Early in 2007 the other Twisted developers in Cambridge and I had a meeting about what we should do about Twisted releases. Things had been a bit chaotic since the split of Twisted into multiple components, and releases were still done on an irrelegular basis.
At the meeting we decided that a time-based release would be ideal. Given that, we would move to a time-based versioning scheme somewhat similar to Ubuntu's; the next release will be Twisted 8.0, which is the first release in 2008. That is, the version numbers will be (year - 2000) point (incremental per-year number starting at 0) point (patch level, if any, starting at 0).
We also discussed our deprecation policy, which we still haven't finished documenting, and decided to make it explicitly time-based as well. An API that is to be deprecated will be marked as such and will be supported for N months or years before being a candidate for deletion. We still need to come up with a convention for how the deprecation is presented to the user, and what information the deprecation message will contain, not to mention the value of N.
But none of these changes were possible; releasing was too tedious a process, fraught with numerous hiccups and changes to the procedure on every release. It would be extremely stressful to try to do this with any rapid regularity, leaving the release manager an insane fool constantly muttering about tarballs and web servers.
So while we knew we needed to switch to a more automated release system, the project had stalled before it even got on its feet. Fortunately, Jonathan Lange visited last month and "inspired" us to organize this project. We sat in the board room with a whiteboard and listed everything that needed done in order for regular releases to be possible. Since then, progress has been slow but steady; at least once a week someone is committing changes towards these goals (thank you, therve).
But we need some more help. If you know how to write software test-first, then please help out. Come join #twisted or contact me to see how you can help. Hopefully 2008 will see many Twisted releases.
Thanks so much for posting this, by the way. I think the community benefits from deliberate communication.

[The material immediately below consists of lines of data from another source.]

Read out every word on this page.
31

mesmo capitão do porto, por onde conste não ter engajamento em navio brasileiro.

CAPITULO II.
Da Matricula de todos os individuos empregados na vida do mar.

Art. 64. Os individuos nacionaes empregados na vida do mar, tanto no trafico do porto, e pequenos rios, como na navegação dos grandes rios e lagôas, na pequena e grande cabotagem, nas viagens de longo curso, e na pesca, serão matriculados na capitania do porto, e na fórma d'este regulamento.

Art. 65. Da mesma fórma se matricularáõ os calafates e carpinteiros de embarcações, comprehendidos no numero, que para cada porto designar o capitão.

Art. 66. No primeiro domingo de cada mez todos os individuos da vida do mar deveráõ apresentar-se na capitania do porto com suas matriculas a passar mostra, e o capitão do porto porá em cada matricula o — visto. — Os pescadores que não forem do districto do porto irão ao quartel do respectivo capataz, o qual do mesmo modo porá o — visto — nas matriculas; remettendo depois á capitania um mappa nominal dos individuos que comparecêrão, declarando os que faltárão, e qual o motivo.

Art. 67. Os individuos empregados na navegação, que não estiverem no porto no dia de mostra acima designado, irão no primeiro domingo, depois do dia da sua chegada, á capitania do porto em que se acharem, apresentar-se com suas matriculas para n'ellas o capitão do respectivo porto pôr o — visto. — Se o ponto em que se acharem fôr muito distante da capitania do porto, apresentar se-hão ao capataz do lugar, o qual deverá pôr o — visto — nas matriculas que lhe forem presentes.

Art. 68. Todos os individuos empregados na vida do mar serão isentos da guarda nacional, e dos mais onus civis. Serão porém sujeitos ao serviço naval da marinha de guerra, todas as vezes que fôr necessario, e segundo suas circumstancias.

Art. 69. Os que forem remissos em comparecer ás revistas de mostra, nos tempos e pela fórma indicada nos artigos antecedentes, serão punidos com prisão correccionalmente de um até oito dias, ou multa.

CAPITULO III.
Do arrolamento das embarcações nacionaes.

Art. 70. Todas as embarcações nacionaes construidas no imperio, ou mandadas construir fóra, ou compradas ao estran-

I do like Ubuntu's date-based version scheme. But I think part of the reason it works for them is because Ubuntu is a ginormous aggregate of things. Twisted is a component. Well, yes, it's actually an aggregate of lots of components, which makes this argument clumsy, but as a developer, a Twisted package is a dependency.
So from that perspective, it would be nice to be able to look at two version numbers and not have to wonder "oh, the major version number incremented, did they change all the APIs or did they just do a few bugfixes and New Year's happened?"

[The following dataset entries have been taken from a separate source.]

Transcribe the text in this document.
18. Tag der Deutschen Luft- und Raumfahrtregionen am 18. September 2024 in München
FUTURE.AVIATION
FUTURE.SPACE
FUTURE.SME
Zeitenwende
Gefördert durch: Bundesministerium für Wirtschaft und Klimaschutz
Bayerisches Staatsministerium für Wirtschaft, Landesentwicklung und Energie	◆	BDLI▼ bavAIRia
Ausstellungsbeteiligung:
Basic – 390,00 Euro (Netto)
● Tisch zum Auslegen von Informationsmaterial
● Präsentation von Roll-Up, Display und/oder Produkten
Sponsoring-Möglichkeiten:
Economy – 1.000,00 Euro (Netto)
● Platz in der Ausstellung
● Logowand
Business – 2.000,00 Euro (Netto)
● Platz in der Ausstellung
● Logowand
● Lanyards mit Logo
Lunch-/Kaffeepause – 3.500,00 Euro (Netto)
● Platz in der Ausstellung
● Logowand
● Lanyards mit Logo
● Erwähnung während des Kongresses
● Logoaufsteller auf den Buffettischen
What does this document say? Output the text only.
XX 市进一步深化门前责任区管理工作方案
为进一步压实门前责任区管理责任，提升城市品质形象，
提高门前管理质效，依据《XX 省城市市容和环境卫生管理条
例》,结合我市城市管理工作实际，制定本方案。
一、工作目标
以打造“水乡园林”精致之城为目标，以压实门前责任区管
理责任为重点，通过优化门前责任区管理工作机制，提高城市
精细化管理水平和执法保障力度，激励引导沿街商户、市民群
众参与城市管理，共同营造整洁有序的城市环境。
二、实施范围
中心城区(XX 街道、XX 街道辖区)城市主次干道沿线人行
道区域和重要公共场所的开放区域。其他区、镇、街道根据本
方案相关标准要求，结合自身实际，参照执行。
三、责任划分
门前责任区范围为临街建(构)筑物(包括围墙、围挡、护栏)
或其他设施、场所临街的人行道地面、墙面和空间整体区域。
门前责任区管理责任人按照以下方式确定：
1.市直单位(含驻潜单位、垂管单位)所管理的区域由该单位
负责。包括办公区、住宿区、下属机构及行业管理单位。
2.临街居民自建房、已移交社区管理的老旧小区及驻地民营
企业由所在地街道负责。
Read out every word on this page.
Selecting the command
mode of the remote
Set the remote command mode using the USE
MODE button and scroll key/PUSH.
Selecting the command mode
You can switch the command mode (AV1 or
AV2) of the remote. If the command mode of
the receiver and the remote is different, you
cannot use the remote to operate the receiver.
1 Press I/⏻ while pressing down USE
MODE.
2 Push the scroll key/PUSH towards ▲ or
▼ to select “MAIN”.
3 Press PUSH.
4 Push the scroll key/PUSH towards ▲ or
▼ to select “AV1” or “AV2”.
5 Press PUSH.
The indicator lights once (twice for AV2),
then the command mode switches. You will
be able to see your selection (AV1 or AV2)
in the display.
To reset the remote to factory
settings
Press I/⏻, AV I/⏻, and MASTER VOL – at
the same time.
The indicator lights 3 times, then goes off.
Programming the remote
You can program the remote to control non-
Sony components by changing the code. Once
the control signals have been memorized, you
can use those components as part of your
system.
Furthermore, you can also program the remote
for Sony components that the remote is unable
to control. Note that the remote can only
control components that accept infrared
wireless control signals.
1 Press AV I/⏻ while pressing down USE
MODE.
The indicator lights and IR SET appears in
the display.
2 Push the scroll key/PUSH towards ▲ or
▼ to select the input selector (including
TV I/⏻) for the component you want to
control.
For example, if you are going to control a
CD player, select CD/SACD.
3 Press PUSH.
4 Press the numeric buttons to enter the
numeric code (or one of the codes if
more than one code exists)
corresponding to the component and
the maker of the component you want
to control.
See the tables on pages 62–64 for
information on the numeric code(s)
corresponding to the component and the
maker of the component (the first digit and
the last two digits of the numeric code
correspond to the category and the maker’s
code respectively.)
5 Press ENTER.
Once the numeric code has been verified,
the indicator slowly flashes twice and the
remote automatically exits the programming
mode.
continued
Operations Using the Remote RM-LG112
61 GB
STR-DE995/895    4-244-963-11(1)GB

Rubygems has written a bit on something they refer to as a Rational Version Policy, and it lets you write dependencies like ">= 2.3, < 3.0", which is a nice feature, I think.
not have to wonder "oh, the major version number incremented, did they change all the APIs or did they just do a few bugfixes and New Year's happened?"

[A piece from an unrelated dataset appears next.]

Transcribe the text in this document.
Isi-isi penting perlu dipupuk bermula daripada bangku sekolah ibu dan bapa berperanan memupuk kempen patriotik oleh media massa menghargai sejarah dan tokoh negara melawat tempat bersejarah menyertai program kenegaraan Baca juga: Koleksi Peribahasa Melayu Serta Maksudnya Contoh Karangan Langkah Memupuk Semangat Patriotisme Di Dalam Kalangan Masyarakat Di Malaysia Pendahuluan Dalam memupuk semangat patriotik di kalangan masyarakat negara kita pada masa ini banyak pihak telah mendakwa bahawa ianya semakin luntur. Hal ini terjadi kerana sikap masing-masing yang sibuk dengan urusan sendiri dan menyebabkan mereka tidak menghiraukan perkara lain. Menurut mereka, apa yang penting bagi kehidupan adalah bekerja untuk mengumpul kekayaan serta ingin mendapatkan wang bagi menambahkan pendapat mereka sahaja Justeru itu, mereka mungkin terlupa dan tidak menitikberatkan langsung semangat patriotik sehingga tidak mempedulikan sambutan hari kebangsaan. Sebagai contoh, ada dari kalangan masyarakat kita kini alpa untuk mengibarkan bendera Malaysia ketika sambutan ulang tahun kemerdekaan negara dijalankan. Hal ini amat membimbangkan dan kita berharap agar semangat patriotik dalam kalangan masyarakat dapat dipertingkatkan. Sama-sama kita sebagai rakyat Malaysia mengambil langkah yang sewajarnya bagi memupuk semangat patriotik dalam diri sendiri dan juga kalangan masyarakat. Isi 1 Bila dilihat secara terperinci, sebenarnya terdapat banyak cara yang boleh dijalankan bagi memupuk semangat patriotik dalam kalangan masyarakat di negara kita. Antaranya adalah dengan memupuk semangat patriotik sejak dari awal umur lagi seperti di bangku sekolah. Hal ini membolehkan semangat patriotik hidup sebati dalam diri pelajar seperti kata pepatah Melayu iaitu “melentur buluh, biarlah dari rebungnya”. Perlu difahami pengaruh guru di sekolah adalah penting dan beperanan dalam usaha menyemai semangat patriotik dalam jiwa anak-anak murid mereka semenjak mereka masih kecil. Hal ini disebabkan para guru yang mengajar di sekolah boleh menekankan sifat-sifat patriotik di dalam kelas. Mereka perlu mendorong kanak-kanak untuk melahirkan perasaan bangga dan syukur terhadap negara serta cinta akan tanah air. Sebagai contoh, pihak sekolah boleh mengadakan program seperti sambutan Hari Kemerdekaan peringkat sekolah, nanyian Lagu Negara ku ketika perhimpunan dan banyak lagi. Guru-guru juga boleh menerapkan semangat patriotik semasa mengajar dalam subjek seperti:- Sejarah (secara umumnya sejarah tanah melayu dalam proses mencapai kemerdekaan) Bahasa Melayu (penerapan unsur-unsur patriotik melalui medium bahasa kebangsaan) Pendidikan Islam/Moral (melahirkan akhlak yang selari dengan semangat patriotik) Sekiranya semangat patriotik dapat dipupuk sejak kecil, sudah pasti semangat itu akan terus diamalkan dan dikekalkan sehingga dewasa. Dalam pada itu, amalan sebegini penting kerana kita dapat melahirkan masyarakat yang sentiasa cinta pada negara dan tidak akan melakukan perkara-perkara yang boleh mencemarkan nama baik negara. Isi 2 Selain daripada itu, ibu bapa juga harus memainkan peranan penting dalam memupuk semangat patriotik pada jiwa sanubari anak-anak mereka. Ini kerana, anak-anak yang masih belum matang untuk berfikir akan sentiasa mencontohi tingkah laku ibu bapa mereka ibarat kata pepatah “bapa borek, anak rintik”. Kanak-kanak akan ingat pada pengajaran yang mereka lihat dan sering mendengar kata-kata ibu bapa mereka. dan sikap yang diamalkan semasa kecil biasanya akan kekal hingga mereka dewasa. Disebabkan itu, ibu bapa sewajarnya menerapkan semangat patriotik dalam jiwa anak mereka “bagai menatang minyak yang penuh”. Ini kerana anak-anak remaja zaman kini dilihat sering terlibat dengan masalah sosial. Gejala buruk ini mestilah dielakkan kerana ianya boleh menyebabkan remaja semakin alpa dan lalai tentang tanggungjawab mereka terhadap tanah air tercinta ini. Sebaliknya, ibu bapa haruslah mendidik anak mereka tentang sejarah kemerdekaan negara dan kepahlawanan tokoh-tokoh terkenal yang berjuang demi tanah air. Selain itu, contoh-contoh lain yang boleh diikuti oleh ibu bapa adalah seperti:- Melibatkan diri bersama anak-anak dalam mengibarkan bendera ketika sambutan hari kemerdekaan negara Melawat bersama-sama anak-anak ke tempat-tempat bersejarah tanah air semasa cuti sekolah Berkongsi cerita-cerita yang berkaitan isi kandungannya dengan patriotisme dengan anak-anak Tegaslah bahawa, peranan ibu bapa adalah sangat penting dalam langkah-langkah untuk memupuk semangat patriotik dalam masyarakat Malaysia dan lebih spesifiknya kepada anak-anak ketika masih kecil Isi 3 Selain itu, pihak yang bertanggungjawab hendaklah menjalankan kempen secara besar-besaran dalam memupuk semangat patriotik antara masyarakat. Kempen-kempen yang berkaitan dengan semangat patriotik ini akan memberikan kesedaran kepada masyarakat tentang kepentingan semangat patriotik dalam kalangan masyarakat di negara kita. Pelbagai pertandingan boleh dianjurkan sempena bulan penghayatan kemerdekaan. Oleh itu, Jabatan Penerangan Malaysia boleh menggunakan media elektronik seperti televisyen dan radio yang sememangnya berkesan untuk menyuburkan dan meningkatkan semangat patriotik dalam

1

That is the thing, though. We won't change major APIs without a strict time-based deprecation period, period. There is no need for the "major API change vs minor API change" == "major version vs minor version". In fact, the only reason we don't release with something like "Twisted 2008-05-24" is that it would terrify users. Oh, and it's hard to remember and type.
Yeah, but, if your deprecation period is anything less than, say, the support lifetime of an Ubuntu LTS release, I'm still going to have the same question, aren't I?
I'm trying to decide if it's a valid assumption that all developers are tracking every release of your package. Maybe. Maybe not.
I think if you're tracking LTS, you will *definitely* have to care about API changes in Twisted when you upgrade.
Now I'm imagining a web application which lets you select two releases and get a list of all API incompatibilities in between those releases and thorough descriptions of what users should do about them.
What I should do here is tell an actual real-life story.
Plone, or some component thereof, depends on a library I maintain, python-openid. Through the magic of <strike>prismatology</strike> setuptools, plone (or plone.openid or plone.app.openid or somesuch) installs pull the python-openid record from pypi, download a package, and install it.
This means that if I upload a new release to pypi that breaks the API used by plone, I get some very unhappy mail from wichert, because he will have had to deal with a bunch of "oh the plone installer is broken" bug reports.
Fortunately, wichert is able to specify the dependency such that it only gets 2.0.x versions of python-openid, so I was able to upload a 2.1.0 (which removes a deprecated bit of functionality) without wichert killing me.
Again, I think that it wouldn't be so bad if you had a non-strict deprecation policy. If you did, you would have done a release that supports the existing API while printing a deprecation warning (or otherwise informing the user that he needs to update his code), so that wichert would have quite some time to update his code.
I do think I see the fundamental difference, though. If you do the major.minor thing, you can have users pretty much assume that no matter how long you keep putting out releases in the "3.0" series, they will keep compatible with all of your code, and if they ever break any APIs it'll be when they switch to 4.0. The annoying thing about that from the *developer's* perspective is that they need to have a single cycle for deprecations, and not allow any API breakages until the major version number bump, even if many years have passed. I also get the feeling that most projects that do the major.minor thing are pretty lax with their guarantee that no APIs will break during the major series. To name an example, Python.
Uh, I failed at grammar in the last post. Assume I said "strict" instead of "non-strict".